Arga tetap diam. Ia hanya berjalan pelan melewati ruang tamu menuju kamarnya, tanpa mengucap sepatah kata pun. Wajahnya datar, seperti sudah kebal terhadap hinaan maupun makian.
"Dan hari ini kamu gak usah makan! Awas aja kalau ketahuan nyentuh dapur!" bentak sang bibi lagi, suaranya melengking menusuk telinga.
Tapi Arga tak mengeluh. Ia terus melangkah. Hanya suara derit lantai yang menemani perjalanannya menuju kamar kecil di ujung rumah.

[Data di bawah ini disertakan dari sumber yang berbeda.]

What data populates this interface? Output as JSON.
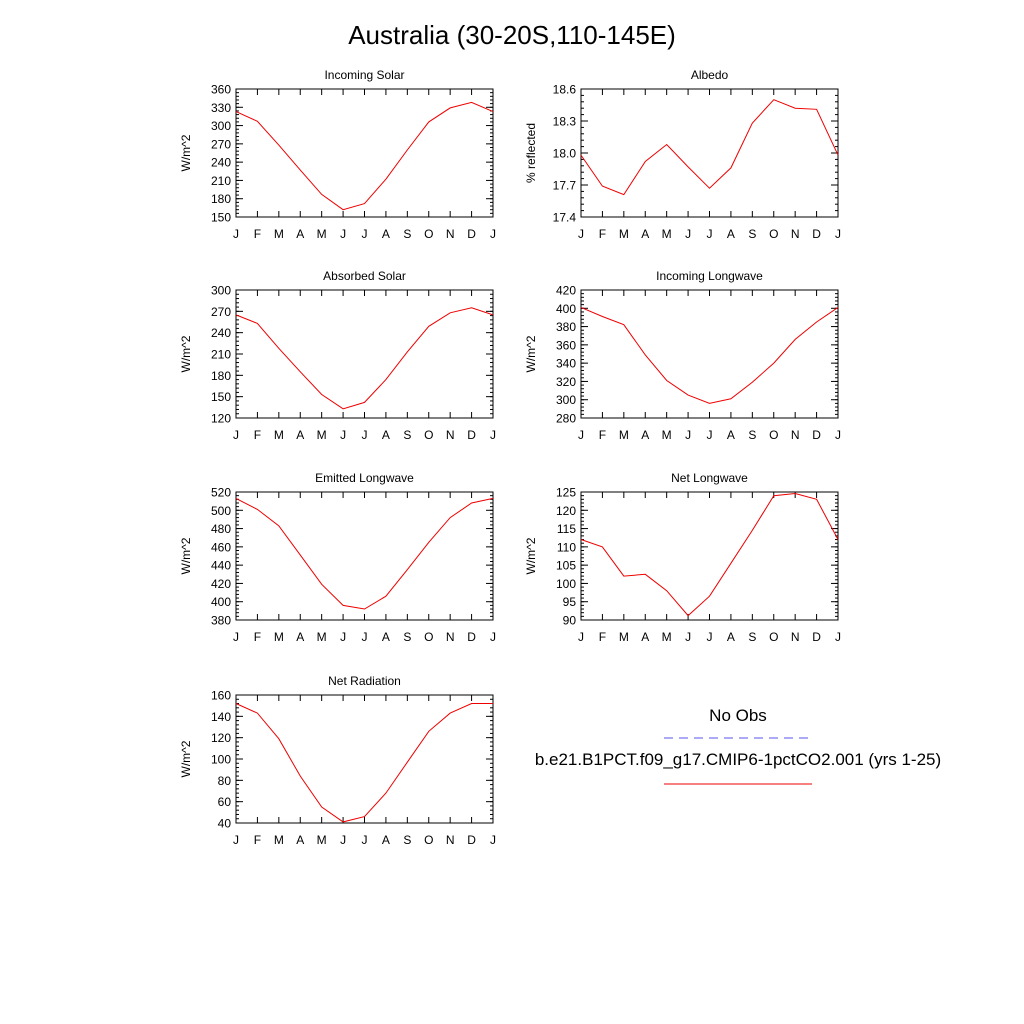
{
  "title": "Australia (30-20S,110-145E)",
  "legend": {
    "obs_label": "No Obs",
    "obs_color": "#5555ee",
    "case_label": "b.e21.B1PCT.f09_g17.CMIP6-1pctCO2.001 (yrs 1-25)",
    "case_color": "#ee0000"
  },
  "chart_data": [
    {
      "type": "line",
      "title": "Incoming Solar",
      "ylabel": "W/m^2",
      "categories": [
        "J",
        "F",
        "M",
        "A",
        "M",
        "J",
        "J",
        "A",
        "S",
        "O",
        "N",
        "D",
        "J"
      ],
      "yticks": [
        150,
        180,
        210,
        240,
        270,
        300,
        330,
        360
      ],
      "ylim": [
        150,
        360
      ],
      "series": [
        {
          "values": [
            323,
            307,
            268,
            227,
            187,
            162,
            172,
            212,
            260,
            306,
            329,
            338,
            323
          ],
          "color": "#ee0000"
        }
      ]
    },
    {
      "type": "line",
      "title": "Albedo",
      "ylabel": "% reflected",
      "categories": [
        "J",
        "F",
        "M",
        "A",
        "M",
        "J",
        "J",
        "A",
        "S",
        "O",
        "N",
        "D",
        "J"
      ],
      "yticks": [
        "17.4",
        "17.7",
        "18.0",
        "18.3",
        "18.6"
      ],
      "ylim": [
        17.4,
        18.6
      ],
      "series": [
        {
          "values": [
            17.98,
            17.69,
            17.61,
            17.92,
            18.08,
            17.87,
            17.67,
            17.86,
            18.28,
            18.5,
            18.42,
            18.41,
            17.98
          ],
          "color": "#ee0000"
        }
      ]
    },
    {
      "type": "line",
      "title": "Absorbed Solar",
      "ylabel": "W/m^2",
      "categories": [
        "J",
        "F",
        "M",
        "A",
        "M",
        "J",
        "J",
        "A",
        "S",
        "O",
        "N",
        "D",
        "J"
      ],
      "yticks": [
        120,
        150,
        180,
        210,
        240,
        270,
        300
      ],
      "ylim": [
        120,
        300
      ],
      "series": [
        {
          "values": [
            265,
            253,
            218,
            185,
            153,
            133,
            142,
            174,
            213,
            249,
            268,
            275,
            265
          ],
          "color": "#ee0000"
        }
      ]
    },
    {
      "type": "line",
      "title": "Incoming Longwave",
      "ylabel": "W/m^2",
      "categories": [
        "J",
        "F",
        "M",
        "A",
        "M",
        "J",
        "J",
        "A",
        "S",
        "O",
        "N",
        "D",
        "J"
      ],
      "yticks": [
        280,
        300,
        320,
        340,
        360,
        380,
        400,
        420
      ],
      "ylim": [
        280,
        420
      ],
      "series": [
        {
          "values": [
            401,
            391,
            382,
            349,
            321,
            305,
            296,
            301,
            319,
            340,
            366,
            385,
            401
          ],
          "color": "#ee0000"
        }
      ]
    },
    {
      "type": "line",
      "title": "Emitted Longwave",
      "ylabel": "W/m^2",
      "categories": [
        "J",
        "F",
        "M",
        "A",
        "M",
        "J",
        "J",
        "A",
        "S",
        "O",
        "N",
        "D",
        "J"
      ],
      "yticks": [
        380,
        400,
        420,
        440,
        460,
        480,
        500,
        520
      ],
      "ylim": [
        380,
        520
      ],
      "series": [
        {
          "values": [
            513,
            501,
            483,
            451,
            419,
            396,
            392,
            406,
            435,
            465,
            492,
            508,
            513
          ],
          "color": "#ee0000"
        }
      ]
    },
    {
      "type": "line",
      "title": "Net Longwave",
      "ylabel": "W/m^2",
      "categories": [
        "J",
        "F",
        "M",
        "A",
        "M",
        "J",
        "J",
        "A",
        "S",
        "O",
        "N",
        "D",
        "J"
      ],
      "yticks": [
        90,
        95,
        100,
        105,
        110,
        115,
        120,
        125
      ],
      "ylim": [
        90,
        125
      ],
      "series": [
        {
          "values": [
            112,
            110,
            102,
            102.5,
            98,
            91.2,
            96.5,
            105.5,
            114.5,
            124,
            124.6,
            123,
            112
          ],
          "color": "#ee0000"
        }
      ]
    },
    {
      "type": "line",
      "title": "Net Radiation",
      "ylabel": "W/m^2",
      "categories": [
        "J",
        "F",
        "M",
        "A",
        "M",
        "J",
        "J",
        "A",
        "S",
        "O",
        "N",
        "D",
        "J"
      ],
      "yticks": [
        40,
        60,
        80,
        100,
        120,
        140,
        160
      ],
      "ylim": [
        40,
        160
      ],
      "series": [
        {
          "values": [
            152,
            143,
            119,
            84,
            55,
            41,
            46,
            68,
            97,
            126,
            143,
            152,
            152
          ],
          "color": "#ee0000"
        }
      ]
    }
  ]
}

Setelah pintu kamar tertutup, Arga mulai melangkah pelan mendekati kasur usangnya. Ia duduk di tepi kasur yang berbunyi lirih, menatap sekeliling ruangan kecil yang selama ini menjadi tempat ia berlindung. Namun menyebutnya “tempat tidur” pun rasanya terlalu mewah—karena kamar itu lebih mirip gudang tua. Di sudut-sudut ruangan, bertumpuk kardus bekas, koper rusak, dan barang-barang tak terpakai yang berdebu.
“Hah… capek juga,” gumamnya pelan sambil menarik napas panjang, lalu perlahan berdiri lagi.
Dengan gerakan lambat, Arga mulai melepaskan seragamnya yang kusut dan penuh noda. Sepatunya yang robek di bagian depan juga ikut dilepas dan ditaruh di samping pintu. Ketika seragamnya benar-benar terlepas, terlihat jelas kondisi tubuhnya yang jauh dari normal. Dari bahu, dada, hingga perut, hampir seluruh bagian tubuhnya dipenuhi bekas luka—ada yang seperti bekas jahitan lama, ada juga yang masih tampak baru. Hanya bagian lengan hingga telapak tangan saja yang tampak utuh tanpa cacat.
Ia berdiri di depan cermin kecil yang menggantung miring di dinding, menatap bayangannya sendiri dengan senyum yang entah menyiratkan kepasrahan atau justru tekad. Tangannya kemudian meraih sebuah kaleng cat kosong yang diletakkan di atas tumpukan dus.
“Lumayan... cuma segini hari ini,” bisiknya, masih menatap tubuhnya sendiri di cermin.
Ia mengangkat kaleng itu hingga sejajar dengan dada, menatapnya lama seperti berbicara dengan benda mati tersebut.
“Semoga aku tetap kuat nahan semua ini... soalnya kalau nggak...” ucapnya lirih, suaranya mulai berubah dingin dan berat.
Kalimatnya menggantung, dan seketika tangannya meremas kaleng logam itu begitu kuat. Suara ringsek terdengar tajam saat logam yang cukup tebal itu hancur dalam genggamannya, berubah menjadi lempengan tak berbentuk. Suatu hal yang jelas tak bisa dilakukan oleh orang biasa tanpa kekuatan yang luar biasa.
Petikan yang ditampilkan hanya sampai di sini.